I’m quiet an emotionally grounded person, but I have surprised myself that I have worked my way through my full spectrum of emotions in such a short space of time.
It almost seems an eternity ago that this happened, rather than days. But I think that has got more to do with me coming to terms with it and having a better understanding.
I still haven’t met up with James but I have spoken to him. We have exchanged small talk on the phone and swapped emails and texts. I have said that ‘we need to talk’, but he wants to do this in person. I assume that he thinks that I want to end it and perhaps this is why he has become a bit distant.
He seems upbeat. He has been going out, working and enjoying himself. I know he hurts deep down, but he just has to get on with it. There is no other way.
I’m still confused about the future. If I’m honest, I don’t think that he could deliver on what I wanted from a boyfriend. He is too impulsive and lives far too much for the moment. Ironically, it is this characteristic that probably got him where he is now. “I could die tomorrow”, was his motto. There is nothing wrong with enjoying life, but not when it is to the detriment of your future- like not being able to save for a holiday or going out clubbing all night and being too tired to do something the next day that has been planned in advance. James is unreliable.
I want him in my life and I want to be there for him. But, at the same time, my own self-respect demands that I tell him how he has made me feel. It doesn’t matter that much now to find out whether he cheated on me or whether he had it all along. But I still want to know. I can’t bring myself to say to James that I love him or that I will be there for him until I know the truth; but I do love him and I will be there for him in some form.
I have thought a lot about whether I could have a relationship with someone who is HIV+. I have thought a lot about how I could have sex with them. As it is, it takes a lot for me to relax with someone and enjoy sex. It doesn’t mean that I am not as horny as the next bloke- in fact, I’m probably more so (not that you want to know that!). But it would take a lot of adjusting to be able to relax with someone knowing that there is a risk, however slight that may be if the safest practices are followed.
I’m going to see him at the weekend. I guess his responses and how he feels will define what the future holds.
My own future is not set in stone. I still have to wait to the start of the new year for the ‘all clear’, as I was only tested at 8 weeks since exposure. I’m not really that scared or concerned about it, as II have too much going on at the moment.
It is still hard to get any definitive information about HIV. Some websites say that the life expectancy of someone with HIV is normal.
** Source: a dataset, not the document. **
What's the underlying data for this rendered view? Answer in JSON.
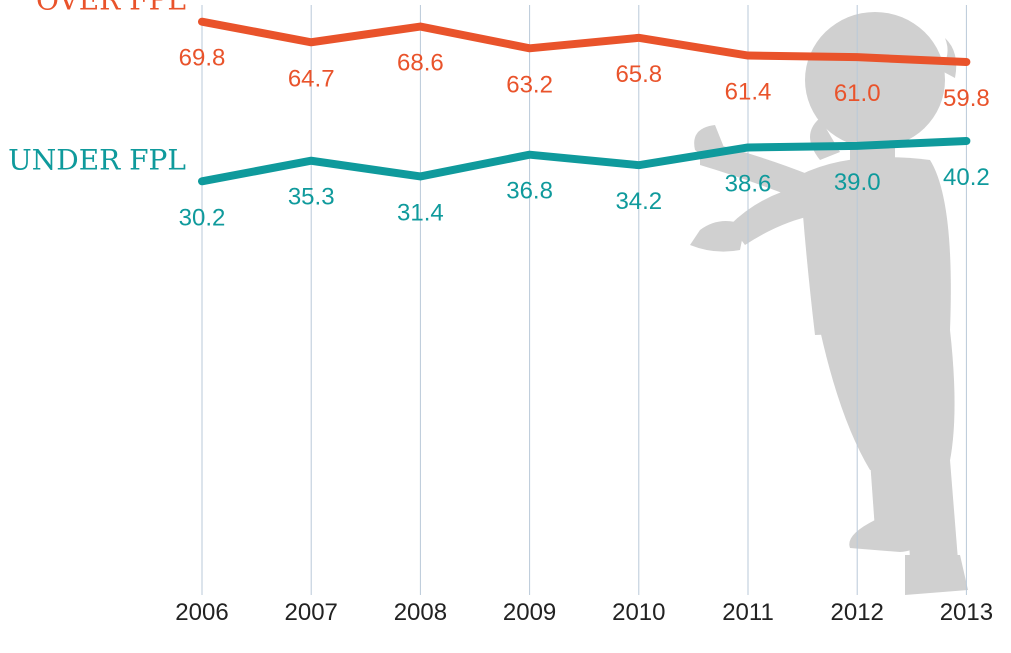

It is no longer a terminal diagnosis, but a diagnosis akin to diabetes or having a mild disability. Having to be treated for cancer would be far worse and many of us can expect to deal with that in our lives; yet some of us still smoke, go on sun beds and eat junk and there is no stigma attached to that. Other websites say that someone in their mid-twenties can expect a life expectancy of 35 years. Nobody knows.
Whatever the reality, it is clear that nearly 30 years since the first diagnosis so little is known about HIV and that research has many decades to go before there is a ‘cure’ or vaccine. And during that time, millions of people will get infected and millions of people will die.
LifeBegins
Stay positive, you sound as if you're strong and sensible about this. I have lived through this 3 month period and know the range of emotions you must be feeling. Hang in there!